CAD sports intelligent dimensioning

In December, CADKEY is to release GraphX Version 20 mechanical drawing software for drafters, mechanical design engineers and manufacturing engineers.

Built on an all-new architecture, the product allows users to create drawings from scratch or generate drawings from solid, surface and polygon models that are imported from other systems, including ACIS and Parasolid models.

It uses ‘intelligent’ dimensioning on native or imported drawings to help prevent manufacturing errors by prohibiting the creation of dimensions that do not match geometry or are not properly constructed.

CADKEY GraphX also uses a flexible file referencing system that allows referenced geometry to be stored in separate files or grouped in one file for optimum data organisation.

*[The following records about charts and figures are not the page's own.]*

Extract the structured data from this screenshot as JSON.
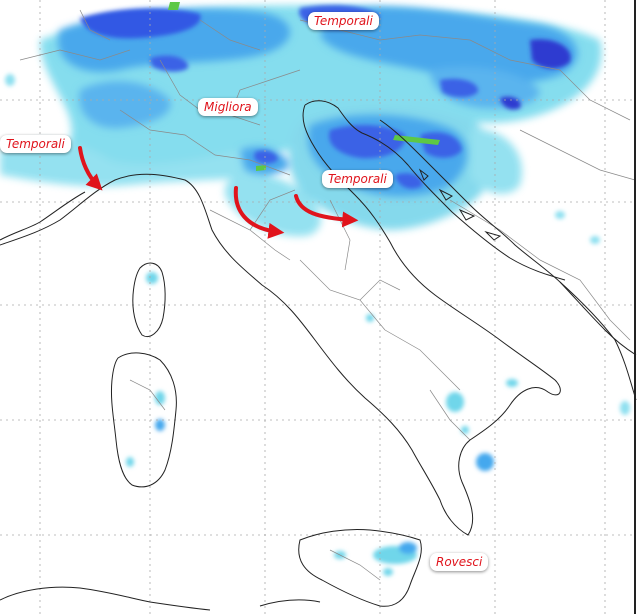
{
  "labels": {
    "temporali_north": "Temporali",
    "migliora": "Migliora",
    "temporali_west": "Temporali",
    "temporali_center": "Temporali",
    "rovesci": "Rovesci"
  },
  "colors": {
    "light_precip": "#6fd6ea",
    "moderate_precip": "#45a8ee",
    "heavy_precip": "#3358e4",
    "very_heavy_precip": "#2d3ad0",
    "storm_core": "#5dc846",
    "arrow": "#e0141c",
    "coastline": "#222222",
    "borders": "#888888",
    "grid": "#aaaaaa"
  }
}
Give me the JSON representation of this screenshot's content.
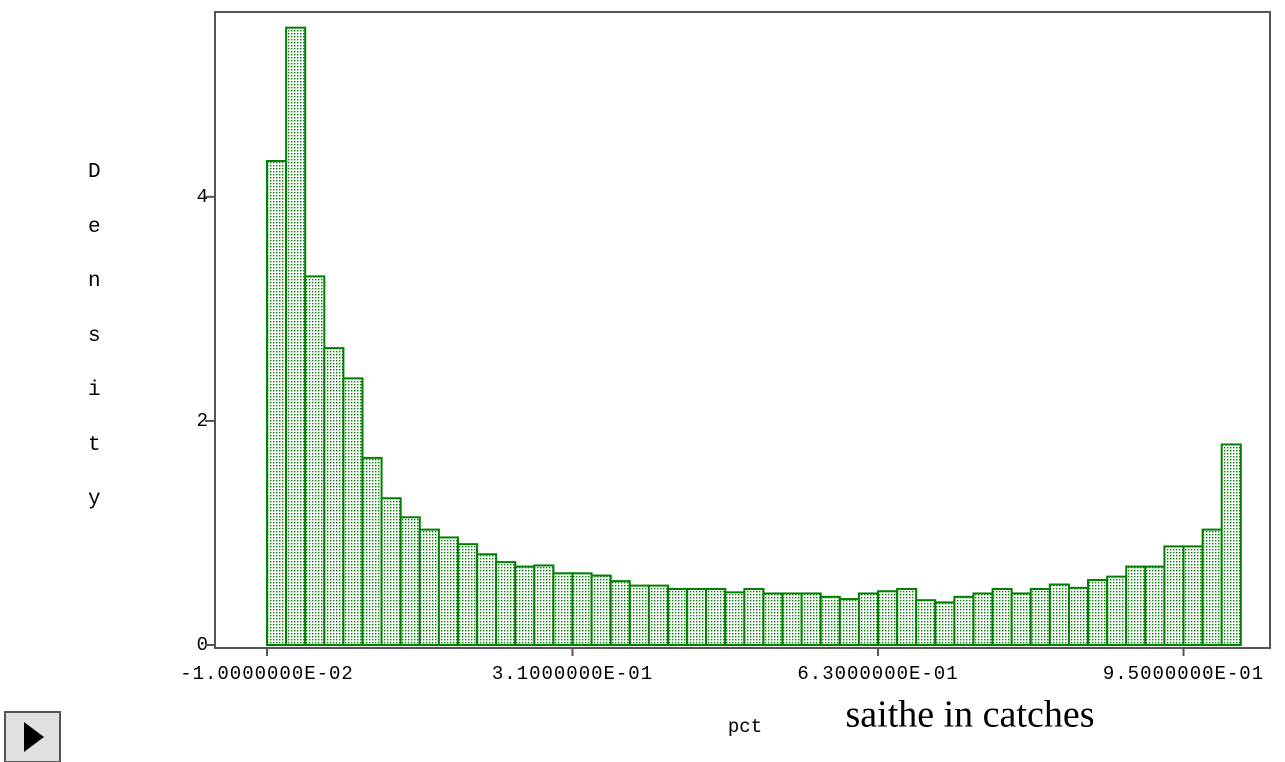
{
  "chart_data": {
    "type": "histogram",
    "title": "saithe in catches",
    "xlabel": "pct",
    "ylabel": "Density",
    "color": "#008000",
    "bins": [
      -0.01,
      0.01,
      0.03,
      0.05,
      0.07,
      0.09,
      0.11,
      0.13,
      0.15,
      0.17,
      0.19,
      0.21,
      0.23,
      0.25,
      0.27,
      0.29,
      0.31,
      0.33,
      0.35,
      0.37,
      0.39,
      0.41,
      0.43,
      0.45,
      0.47,
      0.49,
      0.51,
      0.53,
      0.55,
      0.57,
      0.59,
      0.61,
      0.63,
      0.65,
      0.67,
      0.69,
      0.71,
      0.73,
      0.75,
      0.77,
      0.79,
      0.81,
      0.83,
      0.85,
      0.87,
      0.89,
      0.91,
      0.93,
      0.95,
      0.97,
      0.99,
      1.01
    ],
    "values": [
      4.32,
      5.51,
      3.29,
      2.65,
      2.38,
      1.67,
      1.31,
      1.14,
      1.03,
      0.96,
      0.9,
      0.81,
      0.74,
      0.7,
      0.71,
      0.64,
      0.64,
      0.62,
      0.57,
      0.53,
      0.53,
      0.5,
      0.5,
      0.5,
      0.47,
      0.5,
      0.46,
      0.46,
      0.46,
      0.43,
      0.41,
      0.46,
      0.48,
      0.5,
      0.4,
      0.38,
      0.43,
      0.46,
      0.5,
      0.46,
      0.5,
      0.54,
      0.51,
      0.58,
      0.61,
      0.7,
      0.7,
      0.88,
      0.88,
      1.03,
      1.79
    ],
    "xlim": [
      -0.0645,
      1.0406
    ],
    "ylim": [
      0,
      5.65
    ],
    "xticks": [
      {
        "value": -0.01,
        "label": "-1.0000000E-02"
      },
      {
        "value": 0.31,
        "label": "3.1000000E-01"
      },
      {
        "value": 0.63,
        "label": "6.3000000E-01"
      },
      {
        "value": 0.95,
        "label": "9.5000000E-01"
      }
    ],
    "yticks": [
      0,
      2,
      4
    ]
  }
}
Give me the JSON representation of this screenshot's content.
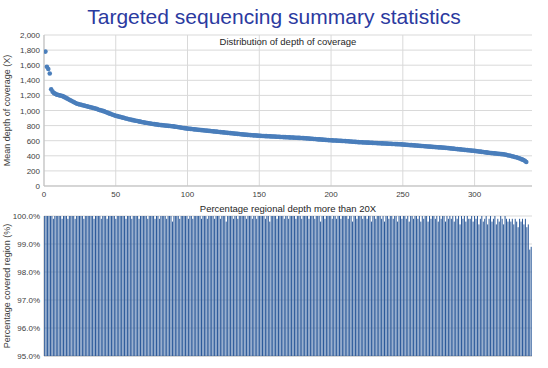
{
  "title": "Targeted sequencing summary statistics",
  "chart_data": [
    {
      "type": "scatter",
      "title": "Distribution of depth of coverage",
      "y_label": "Mean depth of coverage (X)",
      "color": "#4a7ebb",
      "marker": "circle",
      "grid": true,
      "xlim": [
        0,
        340
      ],
      "xticks": [
        0,
        50,
        100,
        150,
        200,
        250,
        300
      ],
      "ylim": [
        0,
        2000
      ],
      "yticks": [
        0,
        200,
        400,
        600,
        800,
        {
          "value": 1000,
          "label": "1,000"
        },
        {
          "value": 1200,
          "label": "1,200"
        },
        {
          "value": 1400,
          "label": "1,400"
        },
        {
          "value": 1600,
          "label": "1,600"
        },
        {
          "value": 1800,
          "label": "1,800"
        },
        {
          "value": 2000,
          "label": "2,000"
        }
      ],
      "x": [
        1,
        2,
        3,
        4,
        5,
        6,
        7,
        8,
        9,
        10,
        11,
        12,
        13,
        14,
        15,
        16,
        17,
        18,
        19,
        20,
        21,
        22,
        23,
        24,
        25,
        26,
        27,
        28,
        29,
        30,
        31,
        32,
        33,
        34,
        35,
        36,
        37,
        38,
        39,
        40,
        41,
        42,
        43,
        44,
        45,
        46,
        47,
        48,
        49,
        50,
        51,
        52,
        53,
        54,
        55,
        56,
        57,
        58,
        59,
        60,
        61,
        62,
        63,
        64,
        65,
        66,
        67,
        68,
        69,
        70,
        71,
        72,
        73,
        74,
        75,
        76,
        77,
        78,
        79,
        80,
        81,
        82,
        83,
        84,
        85,
        86,
        87,
        88,
        89,
        90,
        91,
        92,
        93,
        94,
        95,
        96,
        97,
        98,
        99,
        100,
        101,
        102,
        103,
        104,
        105,
        106,
        107,
        108,
        109,
        110,
        111,
        112,
        113,
        114,
        115,
        116,
        117,
        118,
        119,
        120,
        121,
        122,
        123,
        124,
        125,
        126,
        127,
        128,
        129,
        130,
        131,
        132,
        133,
        134,
        135,
        136,
        137,
        138,
        139,
        140,
        141,
        142,
        143,
        144,
        145,
        146,
        147,
        148,
        149,
        150,
        151,
        152,
        153,
        154,
        155,
        156,
        157,
        158,
        159,
        160,
        161,
        162,
        163,
        164,
        165,
        166,
        167,
        168,
        169,
        170,
        171,
        172,
        173,
        174,
        175,
        176,
        177,
        178,
        179,
        180,
        181,
        182,
        183,
        184,
        185,
        186,
        187,
        188,
        189,
        190,
        191,
        192,
        193,
        194,
        195,
        196,
        197,
        198,
        199,
        200,
        201,
        202,
        203,
        204,
        205,
        206,
        207,
        208,
        209,
        210,
        211,
        212,
        213,
        214,
        215,
        216,
        217,
        218,
        219,
        220,
        221,
        222,
        223,
        224,
        225,
        226,
        227,
        228,
        229,
        230,
        231,
        232,
        233,
        234,
        235,
        236,
        237,
        238,
        239,
        240,
        241,
        242,
        243,
        244,
        245,
        246,
        247,
        248,
        249,
        250,
        251,
        252,
        253,
        254,
        255,
        256,
        257,
        258,
        259,
        260,
        261,
        262,
        263,
        264,
        265,
        266,
        267,
        268,
        269,
        270,
        271,
        272,
        273,
        274,
        275,
        276,
        277,
        278,
        279,
        280,
        281,
        282,
        283,
        284,
        285,
        286,
        287,
        288,
        289,
        290,
        291,
        292,
        293,
        294,
        295,
        296,
        297,
        298,
        299,
        300,
        301,
        302,
        303,
        304,
        305,
        306,
        307,
        308,
        309,
        310,
        311,
        312,
        313,
        314,
        315,
        316,
        317,
        318,
        319,
        320,
        321,
        322,
        323,
        324,
        325,
        326,
        327,
        328,
        329,
        330,
        331,
        332,
        333,
        334,
        335,
        336
      ],
      "values": [
        1780,
        1580,
        1550,
        1490,
        1280,
        1250,
        1230,
        1220,
        1210,
        1205,
        1200,
        1195,
        1190,
        1180,
        1170,
        1160,
        1150,
        1140,
        1130,
        1120,
        1110,
        1100,
        1090,
        1085,
        1080,
        1075,
        1070,
        1065,
        1060,
        1055,
        1050,
        1045,
        1040,
        1035,
        1030,
        1025,
        1020,
        1010,
        1005,
        1000,
        995,
        988,
        980,
        972,
        965,
        958,
        950,
        943,
        936,
        930,
        925,
        920,
        915,
        910,
        905,
        900,
        895,
        890,
        885,
        880,
        876,
        872,
        868,
        864,
        860,
        856,
        852,
        848,
        844,
        840,
        837,
        834,
        831,
        828,
        825,
        822,
        819,
        816,
        813,
        810,
        808,
        806,
        804,
        802,
        800,
        798,
        796,
        794,
        792,
        790,
        787,
        784,
        781,
        778,
        775,
        772,
        769,
        766,
        763,
        760,
        758,
        756,
        754,
        752,
        750,
        748,
        746,
        744,
        742,
        740,
        738,
        736,
        734,
        732,
        730,
        728,
        726,
        724,
        722,
        720,
        718,
        716,
        714,
        712,
        710,
        708,
        706,
        704,
        702,
        700,
        698,
        696,
        694,
        692,
        690,
        688,
        686,
        684,
        682,
        680,
        679,
        677,
        676,
        674,
        673,
        671,
        670,
        668,
        667,
        665,
        664,
        663,
        662,
        661,
        660,
        659,
        658,
        657,
        656,
        655,
        654,
        653,
        652,
        651,
        650,
        649,
        648,
        647,
        646,
        645,
        644,
        643,
        642,
        641,
        640,
        639,
        638,
        637,
        636,
        635,
        634,
        632,
        631,
        629,
        628,
        626,
        625,
        623,
        622,
        620,
        618,
        617,
        615,
        614,
        612,
        611,
        609,
        608,
        606,
        605,
        604,
        603,
        602,
        601,
        600,
        599,
        598,
        597,
        596,
        595,
        593,
        592,
        590,
        589,
        587,
        586,
        584,
        583,
        581,
        580,
        579,
        578,
        577,
        576,
        575,
        574,
        573,
        572,
        571,
        570,
        569,
        568,
        567,
        566,
        565,
        564,
        563,
        562,
        561,
        560,
        559,
        558,
        557,
        556,
        555,
        554,
        553,
        552,
        551,
        550,
        548,
        547,
        545,
        544,
        542,
        541,
        539,
        538,
        536,
        535,
        533,
        532,
        530,
        529,
        527,
        526,
        524,
        523,
        521,
        520,
        518,
        517,
        515,
        514,
        512,
        511,
        509,
        508,
        506,
        505,
        503,
        501,
        499,
        497,
        495,
        493,
        491,
        489,
        487,
        485,
        483,
        481,
        479,
        477,
        475,
        473,
        471,
        469,
        467,
        465,
        462,
        460,
        457,
        455,
        452,
        450,
        447,
        445,
        442,
        440,
        438,
        436,
        434,
        432,
        430,
        428,
        426,
        424,
        422,
        420,
        417,
        413,
        408,
        404,
        400,
        395,
        390,
        385,
        380,
        375,
        368,
        360,
        352,
        345,
        335,
        318
      ]
    },
    {
      "type": "bar",
      "title": "Percentage regional depth more than 20X",
      "y_label": "Percentage covered region (%)",
      "color": "#2c5a9a",
      "grid": true,
      "tick_labels": "y",
      "ylim": [
        95,
        100
      ],
      "yticks": [
        {
          "value": 95,
          "label": "95.0%"
        },
        {
          "value": 96,
          "label": "96.0%"
        },
        {
          "value": 97,
          "label": "97.0%"
        },
        {
          "value": 98,
          "label": "98.0%"
        },
        {
          "value": 99,
          "label": "99.0%"
        },
        {
          "value": 100,
          "label": "100.0%"
        }
      ],
      "categories": [
        null,
        null,
        null,
        null,
        null,
        null,
        null,
        null,
        null,
        null,
        null,
        null,
        null,
        null,
        null,
        null,
        null,
        null,
        null,
        null,
        null,
        null,
        null,
        null,
        null,
        null,
        null,
        null,
        null,
        null,
        null,
        null,
        null,
        null,
        null,
        null,
        null,
        null,
        null,
        null,
        null,
        null,
        null,
        null,
        null,
        null,
        null,
        null,
        null,
        null,
        null,
        null,
        null,
        null,
        null,
        null,
        null,
        null,
        null,
        null,
        null,
        null,
        null,
        null,
        null,
        null,
        null,
        null,
        null,
        null,
        null,
        null,
        null,
        null,
        null,
        null,
        null,
        null,
        null,
        null,
        null,
        null,
        null,
        null,
        null,
        null,
        null,
        null,
        null,
        null,
        null,
        null,
        null,
        null,
        null,
        null,
        null,
        null,
        null,
        null,
        null,
        null,
        null,
        null,
        null,
        null,
        null,
        null,
        null,
        null,
        null,
        null,
        null,
        null,
        null,
        null,
        null,
        null,
        null,
        null,
        null,
        null,
        null,
        null,
        null,
        null,
        null,
        null,
        null,
        null,
        null,
        null,
        null,
        null,
        null,
        null,
        null,
        null,
        null,
        null,
        null,
        null,
        null,
        null,
        null,
        null,
        null,
        null,
        null,
        null,
        null,
        null,
        null,
        null,
        null,
        null,
        null,
        null,
        null,
        null,
        null,
        null,
        null,
        null,
        null,
        null,
        null,
        null,
        null,
        null,
        null,
        null,
        null,
        null,
        null,
        null,
        null,
        null,
        null,
        null,
        null,
        null,
        null,
        null,
        null,
        null,
        null,
        null,
        null,
        null,
        null,
        null,
        null,
        null,
        null,
        null,
        null,
        null,
        null,
        null,
        null,
        null,
        null,
        null,
        null,
        null,
        null,
        null,
        null,
        null,
        null,
        null,
        null,
        null,
        null,
        null,
        null,
        null,
        null,
        null,
        null,
        null,
        null,
        null,
        null,
        null,
        null,
        null,
        null,
        null,
        null,
        null,
        null,
        null,
        null,
        null,
        null,
        null,
        null,
        null,
        null,
        null,
        null,
        null,
        null,
        null,
        null,
        null,
        null,
        null,
        null,
        null,
        null,
        null,
        null,
        null,
        null,
        null,
        null,
        null,
        null,
        null,
        null,
        null,
        null,
        null,
        null,
        null,
        null,
        null,
        null,
        null,
        null,
        null,
        null,
        null,
        null,
        null,
        null,
        null,
        null,
        null,
        null,
        null,
        null,
        null,
        null,
        null,
        null,
        null,
        null,
        null,
        null,
        null,
        null,
        null,
        null,
        null,
        null,
        null,
        null,
        null,
        null,
        null,
        null,
        null,
        null,
        null,
        null,
        null,
        null,
        null,
        null,
        null,
        null,
        null,
        null,
        null,
        null,
        null,
        null,
        null,
        null,
        null,
        null,
        null,
        null,
        null,
        null,
        null,
        null,
        null,
        null,
        null,
        null,
        null
      ],
      "values": [
        100,
        100,
        100,
        100,
        100,
        100,
        99.9,
        100,
        100,
        100,
        100,
        100,
        99.9,
        100,
        100,
        100,
        99.9,
        100,
        100,
        100,
        100,
        99.9,
        100,
        100,
        100,
        100,
        100,
        99.9,
        100,
        100,
        100,
        100,
        100,
        100,
        99.9,
        100,
        100,
        100,
        100,
        99.9,
        100,
        100,
        100,
        99.9,
        100,
        100,
        100,
        100,
        100,
        99.9,
        100,
        100,
        100,
        100,
        100,
        100,
        99.9,
        100,
        100,
        100,
        99.9,
        100,
        100,
        100,
        100,
        99.9,
        100,
        100,
        100,
        100,
        100,
        99.9,
        100,
        100,
        100,
        100,
        99.9,
        100,
        100,
        99.9,
        100,
        100,
        100,
        100,
        99.9,
        100,
        100,
        100,
        99.8,
        100,
        100,
        100,
        100,
        99.9,
        100,
        100,
        100,
        100,
        100,
        99.9,
        100,
        100,
        99.9,
        100,
        100,
        100,
        100,
        100,
        99.9,
        100,
        100,
        100,
        99.9,
        100,
        100,
        100,
        100,
        99.9,
        100,
        100,
        100,
        99.9,
        100,
        100,
        100,
        99.8,
        100,
        100,
        100,
        100,
        99.9,
        100,
        100,
        99.9,
        100,
        100,
        100,
        100,
        100,
        99.9,
        100,
        100,
        100,
        99.9,
        100,
        100,
        99.9,
        100,
        100,
        100,
        100,
        100,
        99.9,
        100,
        100,
        99.8,
        100,
        100,
        100,
        100,
        99.9,
        100,
        100,
        100,
        100,
        99.9,
        100,
        100,
        99.9,
        100,
        100,
        100,
        100,
        99.9,
        100,
        100,
        100,
        99.9,
        100,
        100,
        100,
        100,
        99.9,
        100,
        100,
        100,
        99.9,
        100,
        100,
        100,
        99.8,
        100,
        100,
        99.9,
        100,
        100,
        100,
        100,
        99.9,
        100,
        100,
        99.9,
        100,
        100,
        99.9,
        100,
        100,
        100,
        100,
        99.9,
        100,
        100,
        99.8,
        100,
        100,
        99.9,
        100,
        100,
        100,
        99.9,
        100,
        100,
        99.9,
        100,
        100,
        99.8,
        100,
        100,
        99.9,
        100,
        100,
        100,
        99.9,
        100,
        99.8,
        100,
        100,
        99.9,
        100,
        100,
        99.9,
        100,
        100,
        99.8,
        100,
        100,
        99.9,
        100,
        100,
        99.9,
        100,
        99.8,
        100,
        100,
        99.9,
        100,
        100,
        99.9,
        100,
        99.8,
        100,
        99.9,
        100,
        100,
        99.8,
        100,
        99.9,
        100,
        100,
        99.9,
        100,
        99.8,
        100,
        99.9,
        100,
        100,
        99.8,
        100,
        99.9,
        100,
        99.9,
        100,
        99.8,
        100,
        99.9,
        100,
        99.7,
        100,
        99.9,
        100,
        99.8,
        100,
        99.9,
        99.9,
        100,
        99.8,
        100,
        99.9,
        100,
        99.7,
        99.9,
        100,
        99.8,
        99.9,
        100,
        99.7,
        99.9,
        100,
        99.8,
        99.9,
        100,
        99.7,
        99.9,
        99.8,
        100,
        99.9,
        99.7,
        100,
        99.9,
        99.8,
        99.9,
        99.8,
        99.9,
        99.7,
        99.9,
        99.8,
        99.6,
        99.9,
        99.8,
        99.9,
        99.7,
        99.9,
        99.6,
        99.7,
        98.8,
        98.9
      ]
    }
  ]
}
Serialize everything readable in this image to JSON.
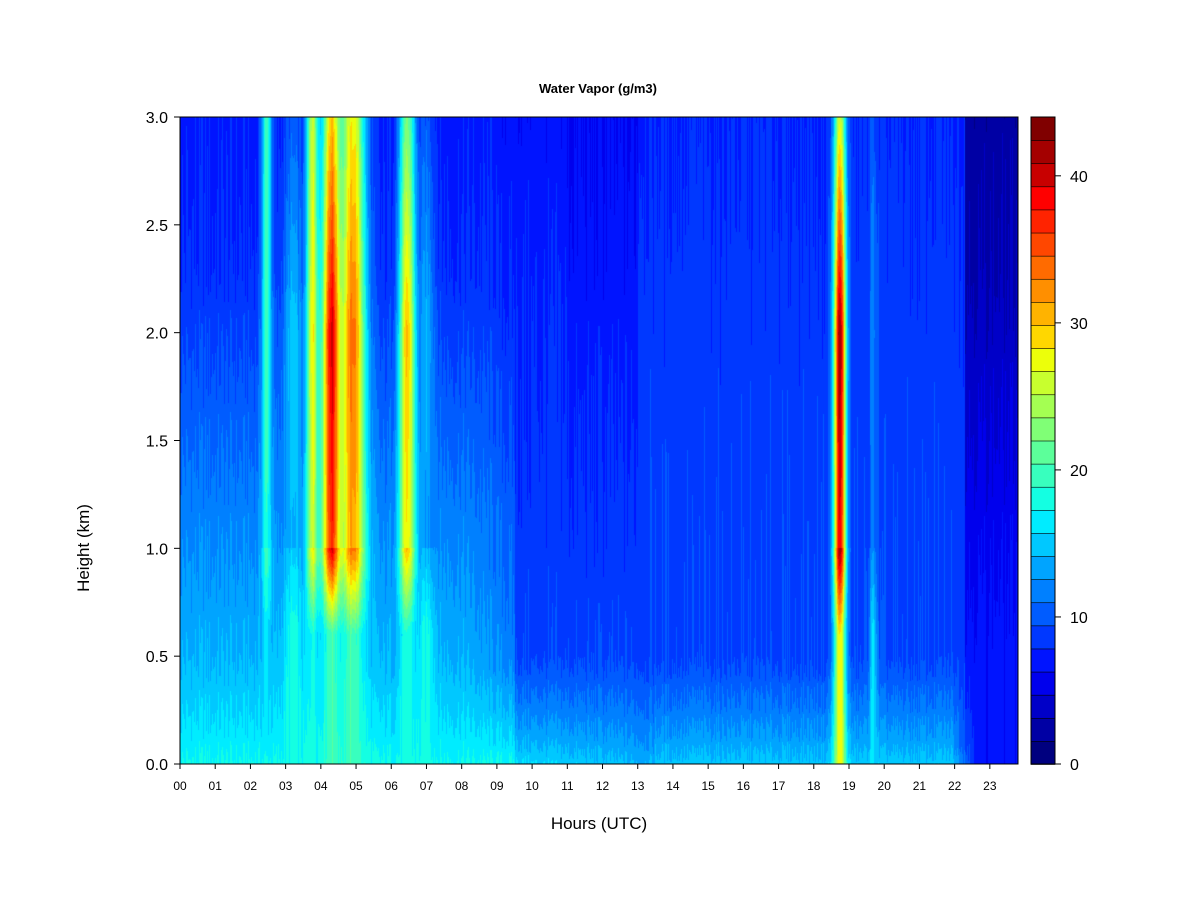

For maximum interoperability with other CAD/CAM/CAE systems, industry-standard data translators (DWG, DXF, ACIS-SAT, Parasolid XT, STEP, IGES, STL, VRML) are included.

The product is optimised to run in Windows XP, 2000, NT 4 and will run in Windows 98. It is priced at $1,800 USD and includes a one-year annual update contract.

CADKEY GraphX is claimed to be the first commercial application released using the GeMS++ object-oriented database and memory management tools from Honeywell (Kansas City, MO). GeMS++ was developed as part of an advanced manufacturing initiative sponsored by the US Department of Energy. This technology offers an unlimited undo/redo system, optimised file saving for smaller file size, faster file loading and advanced data protection.

Another key component in CADKEY GraphX is a unified graphics system based on the HOOPS Application Framework from Techsoft America (Oakland, CA). HOOPS provides optimised graphic processing critical to large assemblies as well as output of next-generation compressed graphical files (Open HSF) for sharing of data over the web. The GraphX Version 20 Technology architecture also uses ACIS components from Spatial Corporation (Boulder, CO) that enables the generation of sectional views and the healing of surfaces into solid models.